On le surnomme également le “Monsieur Chasse” du début du quinquennat d’Emmanuel Macron. Secrétaire d’État auprès du ministre de la Transition écologique et solidaire, il brosse dans le sens du poil les lobbyistes de la chasse en réduisant notamment le coût du permis national de chasse.Un calcul électoral de la réforme portée en 2018 par Emmanuel Macron, afin de capter des voix dans le monde rural, quitte à mécontenter les associations de défense de l’environnement. Projet largement porté par le secrétaire d’État à la Transition écologique de l’époque.

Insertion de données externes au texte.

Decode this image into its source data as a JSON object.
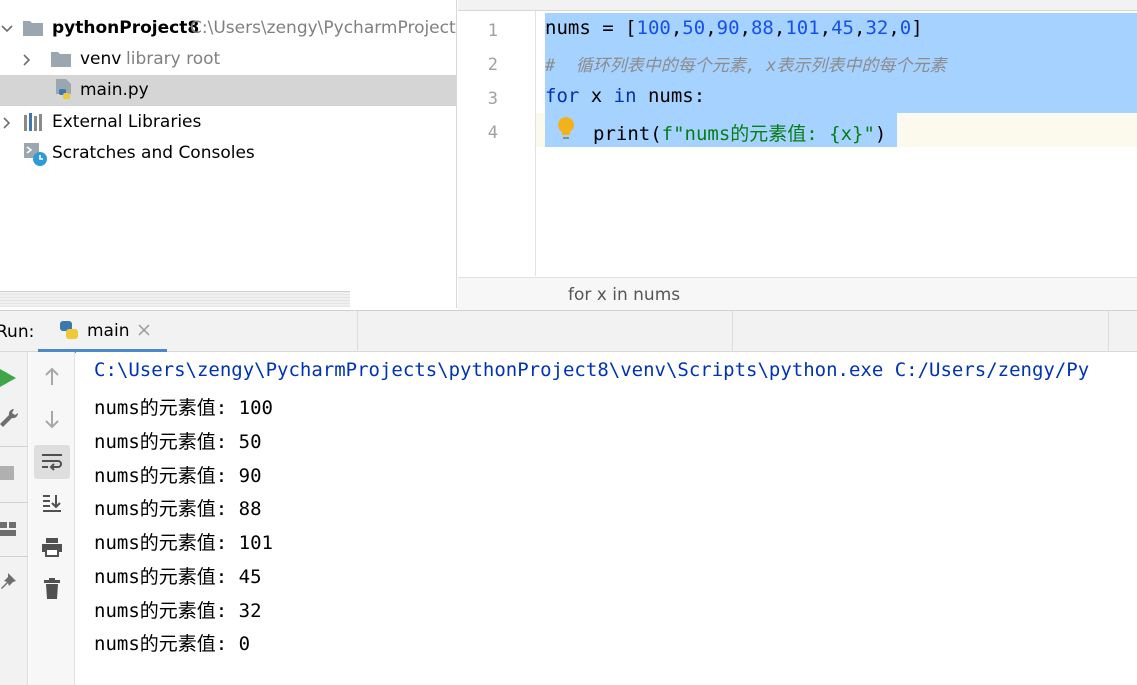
{
  "project": {
    "name": "pythonProject8",
    "path": "C:\\Users\\zengy\\PycharmProjects\\",
    "tree": [
      {
        "label": "venv",
        "note": "library root"
      },
      {
        "label": "main.py"
      },
      {
        "label": "External Libraries"
      },
      {
        "label": "Scratches and Consoles"
      }
    ]
  },
  "editor": {
    "line_numbers": [
      "1",
      "2",
      "3",
      "4"
    ],
    "code": {
      "l1_a": "nums = [",
      "l1_n1": "100",
      "l1_n2": "50",
      "l1_n3": "90",
      "l1_n4": "88",
      "l1_n5": "101",
      "l1_n6": "45",
      "l1_n7": "32",
      "l1_n8": "0",
      "comma": ",",
      "l1_end": "]",
      "l2_comment": "#  循环列表中的每个元素, x表示列表中的每个元素",
      "l3_for": "for",
      "l3_mid": " x ",
      "l3_in": "in",
      "l3_end": " nums:",
      "l4_print": "print(",
      "l4_str": "f\"nums的元素值: {x}\"",
      "l4_end": ")"
    },
    "breadcrumb": "for x in nums"
  },
  "run": {
    "label": "Run:",
    "tab_label": "main",
    "command": "C:\\Users\\zengy\\PycharmProjects\\pythonProject8\\venv\\Scripts\\python.exe C:/Users/zengy/Py",
    "output": [
      "nums的元素值: 100",
      "nums的元素值: 50",
      "nums的元素值: 90",
      "nums的元素值: 88",
      "nums的元素值: 101",
      "nums的元素值: 45",
      "nums的元素值: 32",
      "nums的元素值: 0"
    ]
  },
  "colors": {
    "selection": "#a6d2ff",
    "keyword": "#0033b3",
    "number": "#1750eb",
    "string": "#067d17",
    "comment": "#8c8c8c",
    "tab_underline": "#4a88c7",
    "run_green": "#3fa648"
  },
  "icons": [
    "folder-icon",
    "python-file-icon",
    "library-icon",
    "scratches-icon",
    "intention-bulb-icon",
    "python-icon",
    "close-icon",
    "run-icon",
    "wrench-icon",
    "stop-icon",
    "layout-icon",
    "pin-icon",
    "arrow-up-icon",
    "arrow-down-icon",
    "soft-wrap-icon",
    "scroll-to-end-icon",
    "print-icon",
    "trash-icon"
  ]
}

Lors de son passage au ministère de la Transition écologique, il est également chargé de dossiers relatifs à l’énergie et au nucléaire. Il a notamment géré la fermeture de la centrale de Fessenheim dans le Haut-Rhin, ainsi que le chantier de l’EPR de Flamanville, dans la Manche. Durant ces événements, il laisse percevoir une aversion pour les luttes et les militants. Ce fut le cas au moment de l’expulsion du bois Lejuc – dans le cadre du dossier CIGÉO (projet d’enfouissement de déchets nucléaires à Bure). Le lieu occupé par des activistes écologistes et antinucléaires avait été évacué. Lecornu avait assumé l’intervention violente des forces de l’ordre comme une « réponse du retour de l’État de droit ».
Enfin, en tant que ministre chargé des Collectivités territoriales, il avait été chargé d’organiser, en 2019, le fameux « grand débat », censé répondre de manière institutionnelle à la colère des Gilets jaunes. Un débat qui dort toujours dans des cahiers de doléances laissés à l’abandon.
S’il est un choix résolument prévisible, sa nomination serait justifiée par l’urgence créée par l’absence de majorité à l’Assemblée et la nécessité d’aboutir rapidement à un budget. Or, c’est en partie aussi par sa position d’interlocuteur avec le Rassemblement National qu’il est choisi. Une solution de facilité, bien loin d’un compromis avec la gauche naïvement espéré, qui traduit néanmoins un tournant idéologique amer. Le choix d’un président « ni de gauche ni de droite », qui penche quand même plus d’un côté que de l’autre, au risque plus qu’évident de nourrir la colère sociale et d’alimenter la crise politique et institutionnelle en cours.